Então todo esse processo de desinvestimento dos ativos tem se mostrado lesivo, quando comparado ao processo de venda, por exemplo, nos leilões da ANP. Basta comparar o caso da venda do Campo de Carcará, em que a Equinor (ex-Statoil), petroleira norueguesa, pagou US$ 2,5 bi ; desse valor só a metade foi à vista, US$ 1,25 bi, e vai ficar com todo o petróleo produzido em Carcará. Já no leilão da ANP, a mesma Equinor pagou um bônus fixo de R$ 3 bi, pelo Campo Norte de Carcará, e ofereceu quase 70% do lucro excedente para a União. Se você compara essas duas vendas percebe que a processo de desinvestimento não é eficiente no sentido de que vendeu um patrimônio bilionário por um valor irrisório. O que fica claro na comparação desses procedimentos, que os leilões foram bem mais vantajosos para a União, pois ela vai ficar com grande parte do lucro excedente. Enquanto que na venda direta feita pelo Sr. Pedro Parente, aplicando essa política de desinvestimento, ganhou apenas US$ 1,25 bi, sem ficar com uma gota excedente de petróleo.

Sindipetro-RJ  Raquel você citou a alteração da LINDB, quais são de fato os impactos na prática desta mudança, e como ela afeta a luta contra a espoliação do patrimônio brasileiro?

RS –  Essa alteração na LINDB é uma “camisa de força” para impedir que os juízes deem liminares como aconteceu em nossas ações para impedir a dilapidação do patrimônio a preço de banana.

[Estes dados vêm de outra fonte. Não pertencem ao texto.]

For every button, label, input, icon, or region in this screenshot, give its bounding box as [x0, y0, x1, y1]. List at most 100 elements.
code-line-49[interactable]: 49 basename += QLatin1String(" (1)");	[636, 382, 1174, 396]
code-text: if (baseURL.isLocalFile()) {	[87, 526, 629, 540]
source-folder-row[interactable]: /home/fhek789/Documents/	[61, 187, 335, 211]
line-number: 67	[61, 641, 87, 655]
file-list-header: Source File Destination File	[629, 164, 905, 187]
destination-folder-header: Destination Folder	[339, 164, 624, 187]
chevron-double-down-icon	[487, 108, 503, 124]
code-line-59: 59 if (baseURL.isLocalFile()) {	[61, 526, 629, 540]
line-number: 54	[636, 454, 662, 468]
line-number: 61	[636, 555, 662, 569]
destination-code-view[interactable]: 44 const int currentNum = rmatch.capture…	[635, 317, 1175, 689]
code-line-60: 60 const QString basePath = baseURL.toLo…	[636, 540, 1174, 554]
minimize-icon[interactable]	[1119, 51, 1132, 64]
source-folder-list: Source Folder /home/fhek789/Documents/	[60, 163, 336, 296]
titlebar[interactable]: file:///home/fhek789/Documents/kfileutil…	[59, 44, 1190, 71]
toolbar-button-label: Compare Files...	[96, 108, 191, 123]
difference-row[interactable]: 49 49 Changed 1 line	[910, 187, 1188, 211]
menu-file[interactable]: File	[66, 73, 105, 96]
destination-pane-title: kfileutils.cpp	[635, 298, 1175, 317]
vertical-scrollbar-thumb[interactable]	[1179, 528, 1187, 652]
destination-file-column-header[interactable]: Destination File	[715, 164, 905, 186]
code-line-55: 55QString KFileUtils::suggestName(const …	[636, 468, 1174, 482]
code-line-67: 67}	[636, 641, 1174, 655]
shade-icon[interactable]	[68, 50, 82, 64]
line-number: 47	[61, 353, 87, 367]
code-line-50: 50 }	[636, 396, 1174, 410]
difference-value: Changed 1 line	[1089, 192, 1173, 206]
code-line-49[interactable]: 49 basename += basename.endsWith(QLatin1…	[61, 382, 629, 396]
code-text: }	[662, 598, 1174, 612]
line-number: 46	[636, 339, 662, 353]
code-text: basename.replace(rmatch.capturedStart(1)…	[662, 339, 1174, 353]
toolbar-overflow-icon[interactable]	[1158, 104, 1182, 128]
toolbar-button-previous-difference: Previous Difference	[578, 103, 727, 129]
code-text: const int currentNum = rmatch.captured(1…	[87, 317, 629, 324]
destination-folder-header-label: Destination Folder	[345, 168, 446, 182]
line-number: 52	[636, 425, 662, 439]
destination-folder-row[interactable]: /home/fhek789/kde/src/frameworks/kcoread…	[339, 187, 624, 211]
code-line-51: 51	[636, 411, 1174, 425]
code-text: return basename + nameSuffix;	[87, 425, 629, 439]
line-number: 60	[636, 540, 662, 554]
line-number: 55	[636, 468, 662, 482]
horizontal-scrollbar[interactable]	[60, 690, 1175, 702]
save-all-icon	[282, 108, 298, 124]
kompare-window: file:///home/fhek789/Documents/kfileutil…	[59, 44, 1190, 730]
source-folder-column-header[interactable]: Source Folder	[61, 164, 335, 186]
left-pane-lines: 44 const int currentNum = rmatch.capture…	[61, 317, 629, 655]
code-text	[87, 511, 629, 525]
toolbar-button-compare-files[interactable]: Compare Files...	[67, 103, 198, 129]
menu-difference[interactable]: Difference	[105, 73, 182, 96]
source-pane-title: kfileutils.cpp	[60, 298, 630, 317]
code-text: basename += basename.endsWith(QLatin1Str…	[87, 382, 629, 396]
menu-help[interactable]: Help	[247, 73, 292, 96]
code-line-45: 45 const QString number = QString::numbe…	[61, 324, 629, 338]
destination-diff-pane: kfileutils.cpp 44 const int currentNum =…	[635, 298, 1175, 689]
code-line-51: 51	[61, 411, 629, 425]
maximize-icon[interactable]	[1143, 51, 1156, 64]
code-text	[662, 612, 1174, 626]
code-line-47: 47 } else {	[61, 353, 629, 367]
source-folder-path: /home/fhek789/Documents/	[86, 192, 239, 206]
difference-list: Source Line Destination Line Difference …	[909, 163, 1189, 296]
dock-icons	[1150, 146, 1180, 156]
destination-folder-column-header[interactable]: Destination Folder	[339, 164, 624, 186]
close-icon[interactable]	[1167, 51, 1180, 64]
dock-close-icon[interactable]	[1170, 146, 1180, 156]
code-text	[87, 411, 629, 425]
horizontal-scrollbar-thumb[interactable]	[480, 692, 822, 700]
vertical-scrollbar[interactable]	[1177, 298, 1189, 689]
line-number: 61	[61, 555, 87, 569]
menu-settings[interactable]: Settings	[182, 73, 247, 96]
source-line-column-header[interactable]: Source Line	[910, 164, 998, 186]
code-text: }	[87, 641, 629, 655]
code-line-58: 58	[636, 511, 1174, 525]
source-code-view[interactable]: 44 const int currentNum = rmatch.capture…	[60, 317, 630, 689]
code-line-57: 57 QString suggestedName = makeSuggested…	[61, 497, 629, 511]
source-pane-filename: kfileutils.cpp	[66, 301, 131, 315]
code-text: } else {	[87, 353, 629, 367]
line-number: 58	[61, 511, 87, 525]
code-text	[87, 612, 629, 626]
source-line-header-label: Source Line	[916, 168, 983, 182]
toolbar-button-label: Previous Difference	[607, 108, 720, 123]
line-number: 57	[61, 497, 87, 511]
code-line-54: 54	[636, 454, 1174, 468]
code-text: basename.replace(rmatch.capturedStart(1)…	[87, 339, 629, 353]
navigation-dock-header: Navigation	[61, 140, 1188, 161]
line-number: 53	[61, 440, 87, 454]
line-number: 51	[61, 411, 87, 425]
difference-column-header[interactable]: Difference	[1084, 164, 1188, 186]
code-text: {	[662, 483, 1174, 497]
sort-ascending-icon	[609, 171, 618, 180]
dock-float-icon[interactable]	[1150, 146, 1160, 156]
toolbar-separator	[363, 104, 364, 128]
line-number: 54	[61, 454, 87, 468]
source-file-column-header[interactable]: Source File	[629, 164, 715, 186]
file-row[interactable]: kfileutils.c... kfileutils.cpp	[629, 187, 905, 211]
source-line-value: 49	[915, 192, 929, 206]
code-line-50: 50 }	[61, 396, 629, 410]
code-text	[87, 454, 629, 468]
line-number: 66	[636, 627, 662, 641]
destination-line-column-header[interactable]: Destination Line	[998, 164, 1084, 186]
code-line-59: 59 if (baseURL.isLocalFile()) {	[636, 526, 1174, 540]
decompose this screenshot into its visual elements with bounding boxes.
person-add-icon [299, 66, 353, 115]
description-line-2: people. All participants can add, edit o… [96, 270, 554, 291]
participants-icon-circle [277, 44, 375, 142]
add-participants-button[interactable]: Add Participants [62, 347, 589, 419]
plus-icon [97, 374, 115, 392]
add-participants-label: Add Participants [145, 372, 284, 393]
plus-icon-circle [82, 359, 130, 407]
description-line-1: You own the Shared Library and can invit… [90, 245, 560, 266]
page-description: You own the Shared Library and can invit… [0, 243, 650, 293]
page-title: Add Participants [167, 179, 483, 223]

Porque essa alteração diz que o juiz deve considerar os efeitos práticos da decisão. No caso das nossas ações tivemos várias decisões suspensas pelo fundamento de que a “Petrobrás precisa de dinheiro por estar quebrada, então deixa vender tudo, rasga a Constituição porque a Petrobrás está quebrada”. A LINDB acaba por legalizar essa situação, pois considera que se deve impedir um  juiz de tomar decisão que possa trazer alguma consequência indesejada ao poder público, mas não se deve impedir decisões lesivas ao interesse público. Apesar da LINDB dizer que está voltada para o interesse público, na realidade ela está voltada a preservar a autoridade dos governos de plantão. Daí essa alteração é um sério entrave ao Poder Judiciário e ao poder de decisão dos juízes.

Inclusive tem um parecer de todos os subprocuradores das câmaras de revisão do MPF – Ministério Público Federal, assinada pela Procuradora-geral, Raquel Dodge, pedindo que a ministra Carmem Lúcia, em exercício na Presidência da República por uma viagem do Temer, vetasse esse projeto da alteração da LINDB por considerá-la inconstitucional. Resumindo, com a LINDB o governo Temer quer amordaçar o Judiciário.

Em tempo, o Sindipetro-RJ esclarece que a advogada Raquel não defende ou sequer defendeu a realização dos leilões de campos de óleo e gás por parte da ANP. Ela apenas pontuou que os “desinvestimentos” da Petrobrás conseguem ser ainda mais lesivos à Petrobrás ao país que estes leilões.